Facebook’s peers have had a variety of reactions to the IPO and its aftermath. Zynga (NASDAQ:ZNGA), which makes online social games for Facebook (the source of about 90% of Zynga’s revenue) and some mobile platforms, IPO’d in December at a value of $10 per share. After peaking above $14 in early March the stock price has steadily fallen and currently sits at around $5 amid worries that revenue is flattening even as the company invests heavily in R&D for what are being increasingly seen as fad-driven games. Google (NASDAQ:GOOG) has started its own social networking site, Google Plus, in an attempt to compete with Facebook and of course the company earns much of its revenue from the same targeted ad model that Facebook does. Google’s long-running search business is a more stable, reliable money maker than either Facebook or Zynga has but its stock has also slumped this year, down close to 10% year to date.
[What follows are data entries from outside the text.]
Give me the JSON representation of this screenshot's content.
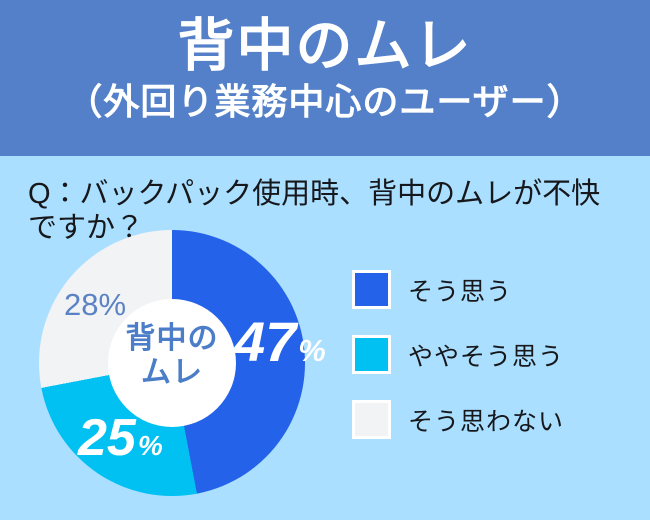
{
  "header": {
    "title": "背中のムレ",
    "subtitle": "（外回り業務中心のユーザー）",
    "bg_color": "#5380c8",
    "text_color": "#ffffff"
  },
  "question": "Q：バックパック使用時、背中のムレが不快ですか？",
  "background_color": "#abdfff",
  "chart_data": {
    "type": "pie",
    "donut": true,
    "title": "背中のムレ（外回り業務中心のユーザー）",
    "start_angle_deg": 0,
    "direction": "clockwise",
    "unit": "%",
    "center_label": {
      "line1": "背中の",
      "line2": "ムレ"
    },
    "legend_position": "right",
    "slices": [
      {
        "label": "そう思う",
        "value": 47,
        "color": "#2463e9",
        "label_color": "#ffffff"
      },
      {
        "label": "ややそう思う",
        "value": 25,
        "color": "#00c1f1",
        "label_color": "#ffffff"
      },
      {
        "label": "そう思わない",
        "value": 28,
        "color": "#f2f3f5",
        "label_color": "#5b82c4"
      }
    ]
  }
}
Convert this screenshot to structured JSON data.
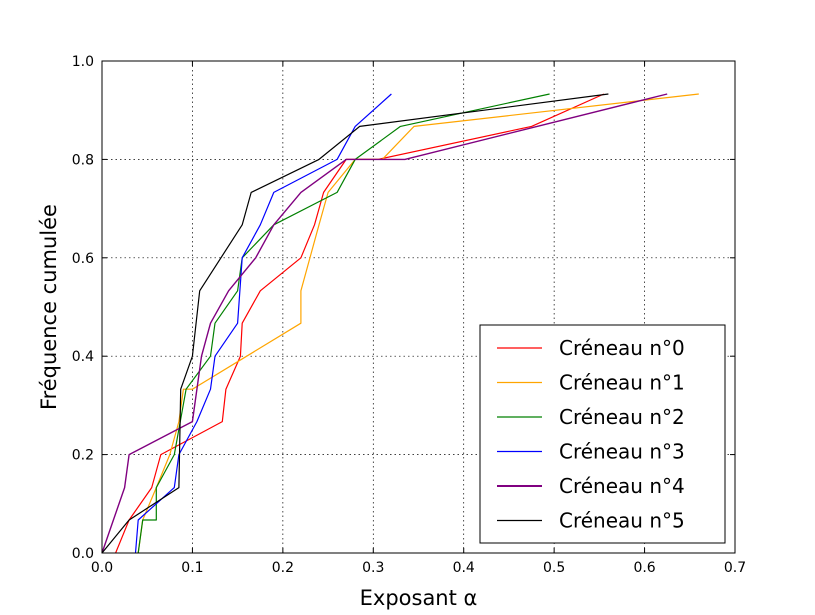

It has therefore lost about as much market capitalization this year- about $20 billion- as Facebook has since its IPO.

Yet Facebook’s closest peer, social/career networking site LinkedIn (NYSE:LNKD), continues to soar: its stock price is up 60% so far in 2012. By some metrics LinkedIn is even more overvalued than Facebook, at 700 times trailing earnings and 17 times trailing revenue. LNKD has lower margins due to considerable operating expenses- its trailing net profit margin is 2.4% versus Facebook’s 24%- and in recent quarters these operating expenses have grown as rapidly as revenue. The two social networks’ 5-year PEG ratios, which put their stock prices in the context of projected growth over a longer period of time, are both between 2 and 2.3.

Facebook is expected to announce quarterly earnings of 12 cents per share and revenue of $1.15 billion on Thursday, July 26th. We think investors should be out of the stock and possibly short if they have the patience to maintain their position for the medium term; the stock’s valuation still looks too high.